Dans son étude sur levillage picard, HenriHITIER évoque le paiement des journalier ou manouvrier en nature, informations que je n’ai jamais rencontrées dans mes autres documentations. Ils percevaient une quote-part de la récolte :« Comme paiement, il recevait la treizième botte de ces céréales, et, au moment des charrois de la récolte, l’agriculteur pour le compte duquel il avait travaillé menait la part qui revenait à son moissonneur dans la grange de ce dernier. [iii]»

« Ces toutes petites gens peuvent grouper 30 à 40 % de la paysannerie. Ils se distinguent mal de la masse des pauvres du village, où ils viennent se fondre lors des crises : veuves sans ressources, handicapés, simples d’esprit, que la communauté ne rejette et tente de secourir. [iv]»

La ferme unicellulaire est considérée comme étant l’habitation du journalier. La ferme bicellulaire est dite celle du manouvrier. Toujours cette subtile distinction sociale.

Dans les bulletins de propriétés du 19e siècle, quelques journaliers-manouvriers ont autant de biens que certains propriétaires qualifiés de « cultivateurs ». Les moins nantis possèdent un jardin potager de moins d’un are, le plus nanti qualifié de « journalier » est propriétaires d’un domaine 5 hectares. Un cinquième est propriétaire au minimum d’un hectare de terre qu’ils doivent faire labourer par un cultivateur propriétaire d’une charrue. La séparation sociale entre les deux groupes sociaux est floue. Il y a une continuité. Certains manouvriers exercent accessoirement une activité agricole, d’autres peuvent être qualifiés de cultivateurs non indépendants exerçant à titre complémentaire une activité de manouvrier-journalier.

Si pour une partie des journaliers-manouvriers, il s’agit d’un statut social définitif, pour une autre partie, c’est un état transitoire. Jeunes ménages, enfants de cultivateur, qui commence à se constituer leurs propres exploitations agricoles. Processus qui prend du temps. Il faut pouvoir acheter les terres qui se libèrent. En attendant d’être autonomes, ils sont fort probablement les manouvriers de leurs parents et beaux-parents qui tout en vieillissant doivent continuer à exploiter leur domaine.
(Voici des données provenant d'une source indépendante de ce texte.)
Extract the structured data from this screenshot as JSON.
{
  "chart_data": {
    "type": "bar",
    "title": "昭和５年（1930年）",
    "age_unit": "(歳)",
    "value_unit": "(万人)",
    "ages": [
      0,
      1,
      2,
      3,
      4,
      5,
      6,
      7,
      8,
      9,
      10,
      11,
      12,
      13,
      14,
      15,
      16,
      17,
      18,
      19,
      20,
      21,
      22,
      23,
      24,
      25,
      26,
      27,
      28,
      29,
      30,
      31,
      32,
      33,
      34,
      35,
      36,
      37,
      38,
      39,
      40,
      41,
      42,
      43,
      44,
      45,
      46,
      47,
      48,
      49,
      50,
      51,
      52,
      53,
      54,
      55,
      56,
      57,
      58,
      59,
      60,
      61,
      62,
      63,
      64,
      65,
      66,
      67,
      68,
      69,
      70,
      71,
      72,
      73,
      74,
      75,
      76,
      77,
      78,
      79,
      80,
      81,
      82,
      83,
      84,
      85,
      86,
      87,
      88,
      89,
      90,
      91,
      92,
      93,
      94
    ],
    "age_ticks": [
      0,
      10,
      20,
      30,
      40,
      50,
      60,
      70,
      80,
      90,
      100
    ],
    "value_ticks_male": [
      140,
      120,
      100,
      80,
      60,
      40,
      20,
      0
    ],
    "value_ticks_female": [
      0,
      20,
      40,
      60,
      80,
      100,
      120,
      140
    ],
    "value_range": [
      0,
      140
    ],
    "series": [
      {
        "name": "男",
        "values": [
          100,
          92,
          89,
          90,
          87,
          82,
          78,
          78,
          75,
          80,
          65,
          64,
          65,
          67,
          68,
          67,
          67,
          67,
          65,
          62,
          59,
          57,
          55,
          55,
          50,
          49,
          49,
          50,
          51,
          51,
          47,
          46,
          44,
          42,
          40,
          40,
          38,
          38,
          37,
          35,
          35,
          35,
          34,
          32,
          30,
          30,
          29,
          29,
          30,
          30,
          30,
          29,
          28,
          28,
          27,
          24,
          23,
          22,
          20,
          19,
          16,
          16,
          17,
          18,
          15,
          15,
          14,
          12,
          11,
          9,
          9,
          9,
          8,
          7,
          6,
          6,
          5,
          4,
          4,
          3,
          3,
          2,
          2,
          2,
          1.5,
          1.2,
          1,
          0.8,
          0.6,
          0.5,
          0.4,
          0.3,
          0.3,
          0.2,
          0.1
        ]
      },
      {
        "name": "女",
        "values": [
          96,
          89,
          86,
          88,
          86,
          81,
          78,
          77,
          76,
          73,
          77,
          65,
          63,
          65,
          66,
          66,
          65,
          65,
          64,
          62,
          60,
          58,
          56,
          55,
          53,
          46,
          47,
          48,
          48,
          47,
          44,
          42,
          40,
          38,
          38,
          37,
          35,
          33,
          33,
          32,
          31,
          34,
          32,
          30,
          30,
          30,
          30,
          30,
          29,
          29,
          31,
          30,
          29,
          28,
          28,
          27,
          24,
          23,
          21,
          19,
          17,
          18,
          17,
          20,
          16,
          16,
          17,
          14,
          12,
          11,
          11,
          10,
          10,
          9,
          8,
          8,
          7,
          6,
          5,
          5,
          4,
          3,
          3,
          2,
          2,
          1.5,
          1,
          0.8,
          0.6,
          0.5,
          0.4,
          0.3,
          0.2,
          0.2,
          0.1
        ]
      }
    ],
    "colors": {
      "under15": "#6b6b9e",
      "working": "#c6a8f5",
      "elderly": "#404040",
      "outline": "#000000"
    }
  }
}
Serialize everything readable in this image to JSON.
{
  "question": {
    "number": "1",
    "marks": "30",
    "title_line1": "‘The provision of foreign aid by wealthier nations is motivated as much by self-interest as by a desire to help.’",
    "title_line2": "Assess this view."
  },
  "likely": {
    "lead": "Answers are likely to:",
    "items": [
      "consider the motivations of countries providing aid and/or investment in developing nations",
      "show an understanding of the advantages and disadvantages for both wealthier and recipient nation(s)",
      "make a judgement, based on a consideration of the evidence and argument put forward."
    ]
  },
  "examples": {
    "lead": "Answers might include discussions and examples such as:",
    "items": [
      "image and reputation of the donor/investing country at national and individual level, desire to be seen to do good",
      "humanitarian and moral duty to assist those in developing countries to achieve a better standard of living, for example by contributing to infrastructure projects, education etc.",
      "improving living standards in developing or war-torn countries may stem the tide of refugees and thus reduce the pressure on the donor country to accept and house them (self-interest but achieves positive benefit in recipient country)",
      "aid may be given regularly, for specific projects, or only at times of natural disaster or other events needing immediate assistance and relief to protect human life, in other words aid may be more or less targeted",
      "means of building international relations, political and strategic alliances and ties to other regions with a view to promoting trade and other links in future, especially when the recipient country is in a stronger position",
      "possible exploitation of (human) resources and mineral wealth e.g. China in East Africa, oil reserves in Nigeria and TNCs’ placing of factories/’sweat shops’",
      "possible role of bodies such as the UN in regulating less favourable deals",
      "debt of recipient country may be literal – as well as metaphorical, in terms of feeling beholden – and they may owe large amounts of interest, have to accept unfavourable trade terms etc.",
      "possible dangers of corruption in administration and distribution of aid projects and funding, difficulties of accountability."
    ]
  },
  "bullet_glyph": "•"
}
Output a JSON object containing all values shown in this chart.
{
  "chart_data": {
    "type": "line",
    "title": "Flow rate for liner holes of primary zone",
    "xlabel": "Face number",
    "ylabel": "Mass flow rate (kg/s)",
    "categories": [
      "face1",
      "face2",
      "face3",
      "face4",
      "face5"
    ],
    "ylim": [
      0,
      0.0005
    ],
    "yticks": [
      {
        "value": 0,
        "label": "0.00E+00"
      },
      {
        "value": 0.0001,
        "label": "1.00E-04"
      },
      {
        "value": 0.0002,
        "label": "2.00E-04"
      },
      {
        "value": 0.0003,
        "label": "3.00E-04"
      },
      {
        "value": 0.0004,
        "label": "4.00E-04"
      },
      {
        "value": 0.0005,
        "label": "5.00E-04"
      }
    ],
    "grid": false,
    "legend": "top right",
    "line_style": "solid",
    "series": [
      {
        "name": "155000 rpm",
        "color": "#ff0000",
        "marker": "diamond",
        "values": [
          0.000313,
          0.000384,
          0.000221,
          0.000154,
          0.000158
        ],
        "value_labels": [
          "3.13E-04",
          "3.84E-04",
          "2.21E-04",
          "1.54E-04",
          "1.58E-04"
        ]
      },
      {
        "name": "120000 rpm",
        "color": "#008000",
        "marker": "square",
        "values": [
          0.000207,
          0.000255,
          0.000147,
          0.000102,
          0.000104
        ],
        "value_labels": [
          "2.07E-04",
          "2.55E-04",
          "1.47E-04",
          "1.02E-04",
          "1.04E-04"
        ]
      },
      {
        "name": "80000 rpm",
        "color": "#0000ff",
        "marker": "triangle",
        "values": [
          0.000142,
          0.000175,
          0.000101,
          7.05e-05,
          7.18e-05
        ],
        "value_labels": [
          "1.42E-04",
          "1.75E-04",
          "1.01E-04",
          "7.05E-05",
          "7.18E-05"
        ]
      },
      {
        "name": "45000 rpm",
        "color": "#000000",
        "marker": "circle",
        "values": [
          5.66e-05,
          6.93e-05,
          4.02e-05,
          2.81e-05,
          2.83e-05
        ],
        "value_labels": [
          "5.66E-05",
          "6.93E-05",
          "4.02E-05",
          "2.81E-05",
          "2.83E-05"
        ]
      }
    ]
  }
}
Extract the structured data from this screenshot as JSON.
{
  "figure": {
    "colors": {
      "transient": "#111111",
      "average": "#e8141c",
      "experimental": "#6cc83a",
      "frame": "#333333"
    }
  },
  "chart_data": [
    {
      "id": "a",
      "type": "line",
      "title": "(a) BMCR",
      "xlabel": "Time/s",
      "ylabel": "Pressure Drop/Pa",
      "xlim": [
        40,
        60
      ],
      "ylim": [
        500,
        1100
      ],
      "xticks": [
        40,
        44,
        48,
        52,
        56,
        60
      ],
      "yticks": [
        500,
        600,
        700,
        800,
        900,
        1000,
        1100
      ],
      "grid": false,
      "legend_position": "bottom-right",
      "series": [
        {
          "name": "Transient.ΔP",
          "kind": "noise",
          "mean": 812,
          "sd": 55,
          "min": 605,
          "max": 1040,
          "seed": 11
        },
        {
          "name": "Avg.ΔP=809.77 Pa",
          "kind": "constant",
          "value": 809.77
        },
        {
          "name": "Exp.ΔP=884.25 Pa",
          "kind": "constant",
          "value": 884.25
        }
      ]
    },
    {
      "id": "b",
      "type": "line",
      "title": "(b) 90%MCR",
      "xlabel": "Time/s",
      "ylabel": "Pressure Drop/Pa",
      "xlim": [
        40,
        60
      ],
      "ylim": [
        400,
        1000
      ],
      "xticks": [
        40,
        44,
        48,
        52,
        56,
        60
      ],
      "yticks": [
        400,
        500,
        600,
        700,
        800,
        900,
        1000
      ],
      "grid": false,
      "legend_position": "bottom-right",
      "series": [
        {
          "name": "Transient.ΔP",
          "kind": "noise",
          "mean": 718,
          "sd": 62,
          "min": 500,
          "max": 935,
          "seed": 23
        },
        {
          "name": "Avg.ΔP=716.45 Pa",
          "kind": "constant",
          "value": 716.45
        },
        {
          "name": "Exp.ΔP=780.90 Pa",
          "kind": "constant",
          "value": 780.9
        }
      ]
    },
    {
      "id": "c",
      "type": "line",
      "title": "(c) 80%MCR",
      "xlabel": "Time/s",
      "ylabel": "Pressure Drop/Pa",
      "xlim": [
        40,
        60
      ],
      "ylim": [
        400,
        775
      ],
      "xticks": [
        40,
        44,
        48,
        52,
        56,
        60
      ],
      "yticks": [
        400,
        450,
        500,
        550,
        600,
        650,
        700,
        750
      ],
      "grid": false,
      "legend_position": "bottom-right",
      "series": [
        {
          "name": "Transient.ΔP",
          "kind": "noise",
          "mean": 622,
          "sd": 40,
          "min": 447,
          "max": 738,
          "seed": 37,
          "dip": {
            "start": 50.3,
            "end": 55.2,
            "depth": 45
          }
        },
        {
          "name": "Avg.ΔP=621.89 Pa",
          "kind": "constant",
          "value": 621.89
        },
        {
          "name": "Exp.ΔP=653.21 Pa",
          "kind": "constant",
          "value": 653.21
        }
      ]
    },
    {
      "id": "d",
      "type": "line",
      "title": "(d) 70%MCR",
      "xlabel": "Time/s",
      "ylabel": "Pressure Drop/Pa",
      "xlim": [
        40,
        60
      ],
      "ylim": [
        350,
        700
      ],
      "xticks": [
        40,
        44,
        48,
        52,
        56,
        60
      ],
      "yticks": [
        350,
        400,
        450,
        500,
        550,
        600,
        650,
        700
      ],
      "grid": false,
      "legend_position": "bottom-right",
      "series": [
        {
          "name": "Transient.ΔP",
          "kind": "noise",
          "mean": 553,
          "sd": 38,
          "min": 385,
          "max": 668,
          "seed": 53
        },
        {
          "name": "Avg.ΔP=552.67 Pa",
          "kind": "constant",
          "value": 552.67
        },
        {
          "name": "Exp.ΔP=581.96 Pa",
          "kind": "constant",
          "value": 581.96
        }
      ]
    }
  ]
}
Anciennement, il existait une troisième catégorie, le valet de ferme qui avait la garantie d’être employé à l’année.

Biens immobiliers des journaliers et manouvriers

Nature Nombre de parcelles cadastrales % Superficie (m²) %
Terre labourable 742 58,94 % 1.257.048 80,02 %
Pré 143 11,36 % 215.328 13,71 %
Jardin 144 11,44 % 45.212 2,88 %
Terre vaine 7 0,56 % 17.219 1,10 %
Maison 182 14,46 % 14.760 0,94 %
Vigne 8 0,64 % 12.530 0,80 %
Verger 9 0,71 % 3.530 0,22 %
Pâture 1 0,08 % 2.330 0,15 %
Inculte 4 0,32 % 2.070 0,13 %
Bâtiment 6 0,48 % 296 0,02 %
Écurie 9 0,71 % 288 0,02 %
Grange 1 0,08 % 140 0,01 %
Four à pain 1 0,08 % 135 0,01 %
Cave 1 0,08 % 24 0,00 %
Chapelle 1 0,08 % 16 0,00 %
Total général 1.259 100,00 % 1.570.926 100,00 %

Taille des exploitations

Exploitation Nombre % Superficie (m²) %
Moins de 1 ha 193 79,10 % 501.854 31,95 %
De 1 à 2 ha 33 13,52 % 450.655 28,69 %
De 2 à 5 ha 15 6,15 % 378.652 24,10 %
De 5 à 10 ha 3 1,23 % 239.765 15,26 %
Total général 244 100,00 % 1.570.926 100,00 %

La distinction entre petit cultivateur et journalier-manouvrier est ténue. Les premiers peuvent avoir moins de biens que les seconds.

Annexe

Archives consultées

Archives de l’État à Arlon (Belgique)

  1. Archives des Institutions de droit public (époque contemporaine), Cadastre du Royaume des Pays-Bas, Grand-Duché de Luxembourg, Bulletins des propriétés no 1822 : Dampicourt ; Montquintin et Couvreux ; Saint-Mard et Vieux-Virton.
  2. Archives des Institutions de droit public (époque contemporaine), Administration du cadastre, Royaume de Belgique, Bulletins des propriétés — 1844 : Commune de Lamorteau (Lamorteau, Harnoncourt, Rouvroy et Torgny).

Bibliographie :

  1. Architecture rurale de Wallonie. Lorraine belge. Pierre Mardaga éditeur, 1983, Liège. [p.78]
  2. BIANCHI, Serge ; BIARD, Michel, FORREST, Alan ; GRUTER, Édouard ; JACQUART Jean. La terre et les paysans en France et en Grande-Bretagne du début du XVIIe à la fin du XVIIIe siècle. Paris, Armand Colin, 1999. [pp.101, 202]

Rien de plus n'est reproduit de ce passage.